Friday, February 6, 2015

Bitten by the MAC

I've seen different funding terms and conditions for startups. One that I haven't read much about is the material adverse change (MAC) clause. It's a contingency legal provision often found in investment or M&A contracts. The challenge is that it gives the funder the option to walk away from a deal at some point in the future. It's rather nebulous to say the least. When it's invoked it can be catastrophic for the other party since it's coming at the worst time, under the worst conditions.

I saw a MAC implemented in 2007 and then executed a couple years later. A high tech startup raised about $2.5M from angels and VCs. Part of the syndication involved a bank based in Silicon Valley. Since retail banks don't traditionally invest in startups, their portion came in the form of a $500K bank loan. One of the bank's conditions was that the startup had to bank only with this Silicon Valley bank. Also, the bank's half a million dollars was to be the last money the startup spent.

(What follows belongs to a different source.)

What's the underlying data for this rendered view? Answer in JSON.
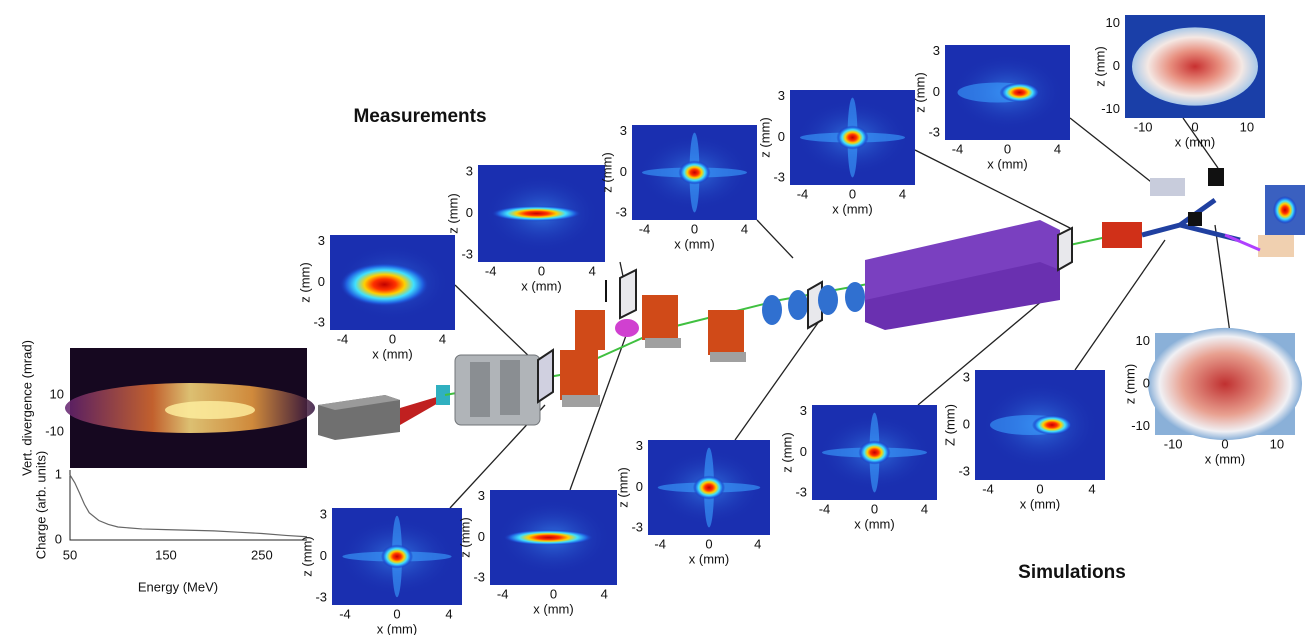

The bank's contract also included a MAC clause.

Enter the recession of 2008. The startup was down to their last $620K and managing their burn rate accordingly. Then the bank indicated they were going to invoke the MAC clause. The CEO discussed fighting this with the company's board of directors. Unfortunately, the board was mostly made up of outside VC directors and they didn't want to fight it. Their reason was that they were involved in many deals with this prominent Silicon Valley bank and they didn't want to rock the boat.

Did the bank go off the reservation when they invoked the MAC clause? Probably not. But, the outside board of directors were certainly looking out for themselves rather than their investors.